Borno State authorities assert they had rebuilt houses in places they had urged displaced people to return to, such as Bama, which had been destroyed in the conflict with Boko Haram. But people who returned there said their houses had not been rebuilt.

The authorities also said that the camp shutdowns were necessary as part of their development agenda, to remove people from humanitarian assistance and to build their resilience to contribute to the state’s growth.

According to the HRW, this appears to be closely tied to the Borno State government’s 25-year development framework and 10-year strategic transformation plan, which highlight the resettlement of displaced families in secure, affordable, and self-sustaining communities as a key indicator for success.

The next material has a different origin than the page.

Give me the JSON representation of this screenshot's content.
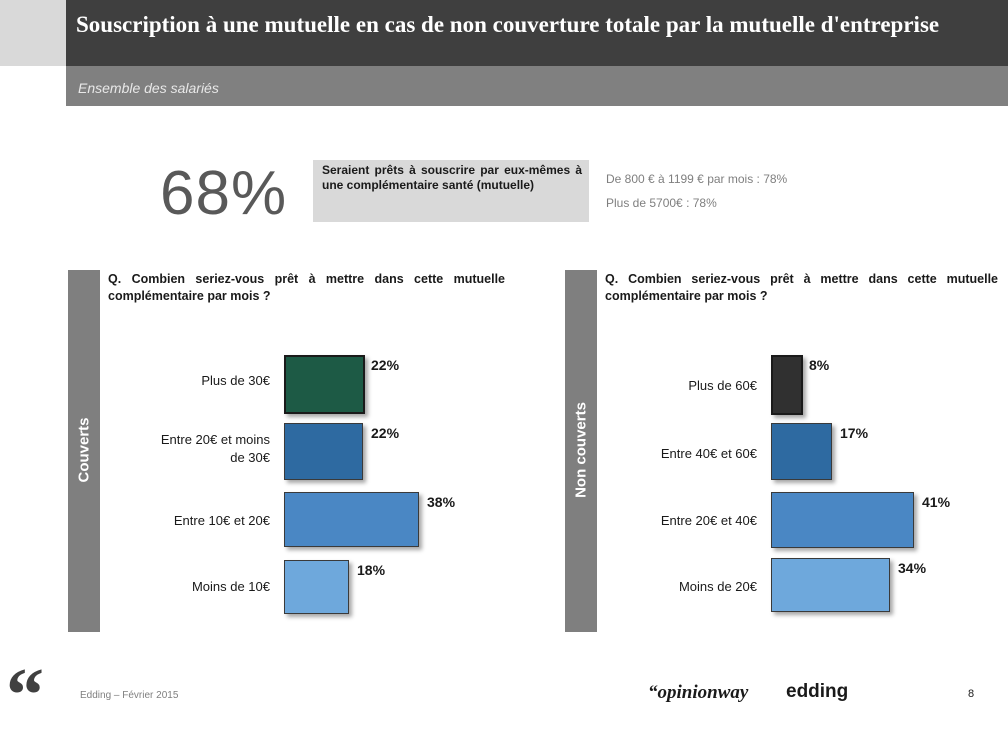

Human Rights Watch, however, urged the United Nations, especially its representatives in Nigeria, to respond more actively and effectively to prevent and mitigate harm to displaced persons in Borno State, rather than wait for a more disastrous outcome to emerge.

It says, “Borno State authorities should suspend the closure of the remaining camps until adequate plans and genuine consultations are made with the camp residents and other key actors.

“Nigerian authorities should recognise that hasty closure of camps is sabotaging efforts to improve the lives of displaced people,” Ewang said. “Anything short of investment in collective efforts with aid providers to ensure durable and dignified solutions for displaced people will be a step in the wrong direction.”